Через два часа я уже вернулся с мотком прочной веревки и двумя помощниками – спасать мирата вызывался каждый второй, а каждый первый был просто уверен, что пойдет он. Это не благородство, отнюдь: каждый надеялся на благодарность мирата, например, освобождение от налогов, если не пожизненное, то хотя бы на год. Они оба работали на шахтах сеньора Каприццио. Он очень гордился богатой примесью римских кровей в своих жилах и считал себя хозяином половины мира. Правда, по мере приближения к Красным скалам, храбрость шахтеров потихоньку улетучивалась. Они все чаще оглядывались, бросали друг на друга опасливые взгляды. Я боялся, что они могут в любой момент все бросить и сделать ручкой, забыв и о налогах,и о мирате. Но этого, слава Небу, не случилось. Мы благополучно дошли до скал, представлявших собой довольно плачевное зрелище. Громадные трещины, груды обломков – вот то, во что превратился массив за одну только ночь.
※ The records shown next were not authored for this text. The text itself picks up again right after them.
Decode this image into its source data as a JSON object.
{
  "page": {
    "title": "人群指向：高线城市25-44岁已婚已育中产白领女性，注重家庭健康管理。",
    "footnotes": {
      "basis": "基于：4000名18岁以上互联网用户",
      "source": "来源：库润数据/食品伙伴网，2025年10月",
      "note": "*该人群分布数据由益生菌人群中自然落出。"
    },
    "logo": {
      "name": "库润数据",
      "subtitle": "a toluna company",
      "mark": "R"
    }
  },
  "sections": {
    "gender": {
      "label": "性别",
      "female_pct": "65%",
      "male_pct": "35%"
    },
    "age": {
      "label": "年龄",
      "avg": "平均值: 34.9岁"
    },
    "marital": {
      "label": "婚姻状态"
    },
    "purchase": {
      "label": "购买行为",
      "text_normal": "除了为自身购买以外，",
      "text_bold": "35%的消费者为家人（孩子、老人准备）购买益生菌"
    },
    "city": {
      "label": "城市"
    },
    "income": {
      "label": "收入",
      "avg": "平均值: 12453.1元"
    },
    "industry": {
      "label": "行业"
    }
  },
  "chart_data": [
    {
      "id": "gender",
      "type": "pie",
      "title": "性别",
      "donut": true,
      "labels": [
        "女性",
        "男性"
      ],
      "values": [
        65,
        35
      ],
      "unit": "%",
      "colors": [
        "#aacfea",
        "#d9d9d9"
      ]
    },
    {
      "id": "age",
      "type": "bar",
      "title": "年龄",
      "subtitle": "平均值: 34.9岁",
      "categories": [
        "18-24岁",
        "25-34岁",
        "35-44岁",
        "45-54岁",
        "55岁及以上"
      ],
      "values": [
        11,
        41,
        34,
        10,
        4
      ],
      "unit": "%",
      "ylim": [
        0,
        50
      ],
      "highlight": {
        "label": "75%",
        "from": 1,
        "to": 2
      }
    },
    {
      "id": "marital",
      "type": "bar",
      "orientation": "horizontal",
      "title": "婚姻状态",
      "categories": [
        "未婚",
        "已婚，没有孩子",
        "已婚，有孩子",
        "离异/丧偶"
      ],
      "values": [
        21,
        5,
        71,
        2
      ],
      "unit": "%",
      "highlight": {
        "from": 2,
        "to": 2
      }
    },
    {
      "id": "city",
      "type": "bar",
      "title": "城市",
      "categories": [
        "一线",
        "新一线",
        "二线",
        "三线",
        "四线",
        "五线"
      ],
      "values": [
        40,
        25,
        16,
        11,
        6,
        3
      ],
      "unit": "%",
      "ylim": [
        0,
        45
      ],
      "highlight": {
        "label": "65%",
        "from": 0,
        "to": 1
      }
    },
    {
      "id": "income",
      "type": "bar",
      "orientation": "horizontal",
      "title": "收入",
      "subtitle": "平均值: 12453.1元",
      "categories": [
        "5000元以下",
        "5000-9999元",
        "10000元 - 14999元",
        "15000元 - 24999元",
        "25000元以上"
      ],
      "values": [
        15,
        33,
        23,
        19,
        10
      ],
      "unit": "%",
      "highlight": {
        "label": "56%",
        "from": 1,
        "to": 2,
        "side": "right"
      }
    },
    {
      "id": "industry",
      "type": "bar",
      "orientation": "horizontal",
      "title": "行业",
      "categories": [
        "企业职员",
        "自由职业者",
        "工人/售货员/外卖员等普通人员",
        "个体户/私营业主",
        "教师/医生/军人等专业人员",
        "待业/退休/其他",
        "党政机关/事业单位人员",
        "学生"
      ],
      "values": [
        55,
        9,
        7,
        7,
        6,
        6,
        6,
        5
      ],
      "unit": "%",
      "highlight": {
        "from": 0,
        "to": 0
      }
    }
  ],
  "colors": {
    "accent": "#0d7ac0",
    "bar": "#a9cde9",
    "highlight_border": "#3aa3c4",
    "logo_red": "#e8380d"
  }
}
Видно, и от молний скалы тоже пострадали: тут и там виднелись оплавленные грани. Камень плавится! Подумать только, какая же мощь заложена в молнии, что плавит даже камень! Наверное, от человека не осталось бы даже пепла. Взбираться наверх было уже сложнее, особенно неуклюжим рабочим. Они привыкли к ограниченности движения, в них не было необходимой ловкости. Они ломились по камням, как два медведя. И каждый раз мое сердце проваливалось глубоко, куда глубже пяток, когда за ними с грохотом осыпались камни. Я первым заглянул в дыру. И увидел Норкауса, он уже не сидел, раскачиваясь, он ходил по своей камере. – Димитрий! – он поднял голову, сощурился, видимо, яркий свет причинял боль его глазам. – Держите веревку! Один конец каната держали мои помощники, а другим обмотался Норкаус. И мы, медленно и осторожно, подняли его. Димитрий был бледен, а кожа его холодна, холоднее льда. Я заметил, что он едва держится на ногах и поспешил доставить его в город.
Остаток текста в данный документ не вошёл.